Qui dit quoi au gouvernement grec
Le porte-parole du gouvernement, Pavlos Marinakis, a présenté cette initiative lors d’un point de presse régulier, soulignant son importance pour la gestion économique du pays. Selon l’article de BFMTV, il a insisté sur le fait que cette étape est déterminante pour améliorer la situation financière du pays. Parallèlement, Dimitris Tsakonas, directeur de l’Organisme grec de gestion de la Dette Publique (PDMA), a détaillé à Athènes un calendrier montrant l’évolution de la dette. Tsakonas prévoit que, d’ici la fin de 2026, la Grèce ne sera plus le pays le plus endetté d’Europe, laissant cette place à l’Italie.
Le gouvernement conservateur veut ainsi réduire le ratio de la dette publique qui, pendant la crise sanitaire de 2020, avait frôlé les 210 % du PIB. Aujourd’hui, ce ratio est estimé en dessous de 140 % grâce à des réformes économiques ciblées. Le ministère des Finances table sur une poursuite de cette tendance via le remboursement anticipé, avec l’espoir d’une baisse supplémentaire de la dette.

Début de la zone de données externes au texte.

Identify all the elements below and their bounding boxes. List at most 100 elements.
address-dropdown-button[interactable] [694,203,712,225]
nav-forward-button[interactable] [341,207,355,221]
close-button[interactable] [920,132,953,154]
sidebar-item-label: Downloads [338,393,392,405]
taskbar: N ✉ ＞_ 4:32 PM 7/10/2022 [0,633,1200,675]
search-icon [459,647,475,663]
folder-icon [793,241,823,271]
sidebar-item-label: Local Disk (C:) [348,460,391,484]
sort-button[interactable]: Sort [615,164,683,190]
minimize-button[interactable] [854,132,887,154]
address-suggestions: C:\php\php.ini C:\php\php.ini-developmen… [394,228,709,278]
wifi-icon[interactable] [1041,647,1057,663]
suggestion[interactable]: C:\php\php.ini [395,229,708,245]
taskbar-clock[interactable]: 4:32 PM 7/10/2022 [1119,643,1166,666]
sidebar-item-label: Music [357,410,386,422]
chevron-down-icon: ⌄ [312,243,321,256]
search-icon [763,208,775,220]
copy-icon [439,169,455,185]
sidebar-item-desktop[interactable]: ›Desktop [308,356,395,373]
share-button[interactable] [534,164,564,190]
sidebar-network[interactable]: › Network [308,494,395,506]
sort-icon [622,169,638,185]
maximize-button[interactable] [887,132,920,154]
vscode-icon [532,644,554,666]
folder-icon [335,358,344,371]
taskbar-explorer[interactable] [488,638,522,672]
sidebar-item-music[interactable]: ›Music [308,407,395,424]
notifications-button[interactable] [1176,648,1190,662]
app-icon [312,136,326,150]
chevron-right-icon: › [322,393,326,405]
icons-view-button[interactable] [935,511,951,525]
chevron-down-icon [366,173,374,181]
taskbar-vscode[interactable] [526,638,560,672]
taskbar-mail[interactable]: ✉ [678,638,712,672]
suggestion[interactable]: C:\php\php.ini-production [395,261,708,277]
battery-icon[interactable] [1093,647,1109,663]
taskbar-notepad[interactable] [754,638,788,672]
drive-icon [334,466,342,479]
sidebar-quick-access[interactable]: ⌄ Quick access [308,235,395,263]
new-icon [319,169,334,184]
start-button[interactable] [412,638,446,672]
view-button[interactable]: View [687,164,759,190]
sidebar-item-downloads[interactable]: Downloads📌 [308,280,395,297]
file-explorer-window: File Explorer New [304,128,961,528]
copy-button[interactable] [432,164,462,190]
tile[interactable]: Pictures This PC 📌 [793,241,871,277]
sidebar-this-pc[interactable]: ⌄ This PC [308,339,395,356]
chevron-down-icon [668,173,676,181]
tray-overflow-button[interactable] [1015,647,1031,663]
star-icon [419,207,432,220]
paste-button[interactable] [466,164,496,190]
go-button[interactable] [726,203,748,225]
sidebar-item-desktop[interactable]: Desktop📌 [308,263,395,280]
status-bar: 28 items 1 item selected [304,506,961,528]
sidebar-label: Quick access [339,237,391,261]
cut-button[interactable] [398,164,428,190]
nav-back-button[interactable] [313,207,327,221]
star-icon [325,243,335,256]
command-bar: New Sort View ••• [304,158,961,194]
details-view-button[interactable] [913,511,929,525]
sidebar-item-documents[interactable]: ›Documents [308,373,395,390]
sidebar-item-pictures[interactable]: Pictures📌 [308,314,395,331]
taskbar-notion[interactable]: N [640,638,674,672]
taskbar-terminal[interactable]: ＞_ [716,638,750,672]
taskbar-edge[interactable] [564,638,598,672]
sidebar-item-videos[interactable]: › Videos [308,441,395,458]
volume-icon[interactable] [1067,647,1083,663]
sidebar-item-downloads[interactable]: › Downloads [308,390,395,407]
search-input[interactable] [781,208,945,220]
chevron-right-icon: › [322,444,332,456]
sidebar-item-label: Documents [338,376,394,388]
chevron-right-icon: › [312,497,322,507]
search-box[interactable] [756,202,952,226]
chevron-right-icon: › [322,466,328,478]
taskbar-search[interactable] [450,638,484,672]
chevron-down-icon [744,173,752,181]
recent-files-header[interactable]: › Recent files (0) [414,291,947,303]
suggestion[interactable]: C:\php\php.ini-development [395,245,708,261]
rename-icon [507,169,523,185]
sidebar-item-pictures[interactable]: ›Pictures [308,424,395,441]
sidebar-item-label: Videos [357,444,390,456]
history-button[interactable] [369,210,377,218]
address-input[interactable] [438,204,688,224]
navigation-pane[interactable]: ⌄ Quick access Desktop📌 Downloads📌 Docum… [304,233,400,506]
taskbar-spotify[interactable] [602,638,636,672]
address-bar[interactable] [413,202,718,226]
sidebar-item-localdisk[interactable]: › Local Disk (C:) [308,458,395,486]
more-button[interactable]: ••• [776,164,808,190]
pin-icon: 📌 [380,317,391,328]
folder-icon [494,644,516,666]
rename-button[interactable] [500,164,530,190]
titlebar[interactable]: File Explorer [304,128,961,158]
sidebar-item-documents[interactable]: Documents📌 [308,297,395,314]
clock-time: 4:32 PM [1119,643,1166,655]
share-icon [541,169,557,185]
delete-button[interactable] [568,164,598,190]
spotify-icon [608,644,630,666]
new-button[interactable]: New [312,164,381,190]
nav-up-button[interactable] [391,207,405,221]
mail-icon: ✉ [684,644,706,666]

Situation économique et objectifs
La décision de rembourser volontairement cette partie de la dette s’inscrit dans l’ambition de la Grèce de se placer au quatrième ou cinquième rang des pays les plus endettés en Europe, derrière la France, la Belgique et l’Italie. L’objectif affiché est de ramener la dette à 113 % à 115 % du PIB. C’est une nette amélioration par rapport à 2010, quand le pays avait dû recourir à trois prêts internationaux et imposer une austérité stricte pour éviter la faillite.
Avec une prévision de croissance de 2 % pour 2026, la Grèce affiche l’un des taux de croissance les plus élevés de la zone euro, huit ans après avoir surmonté sa débâcle financière. Toutefois, l’inflation reste un défi : elle a atteint 5,4 % en avril, poussée par des facteurs externes tels que la conjoncture internationale et les tensions géopolitiques au Moyen-Orient.
Ce que ça change en Europe et à l’international
À l’échelle internationale, ce remboursement anticipé est vu comme un bon signe, pas seulement pour la Grèce mais aussi pour ses créanciers européens, qui considèrent cette opération comme une preuve de la stabilité retrouvée de l’économie grecque. Les pays qui avaient soutenu la Grèce en 2010 voient aujourd’hui leurs efforts récompensés.
Le plan vise à ramener la dette publique à environ 130 % du PIB en 2027, un objectif soutenu par des estimations détaillées du ministère des Finances. En procédant ainsi, la Grèce espère améliorer sa place dans les classements européens en matière de dette et renforcer la confiance des investisseurs et des marchés financiers.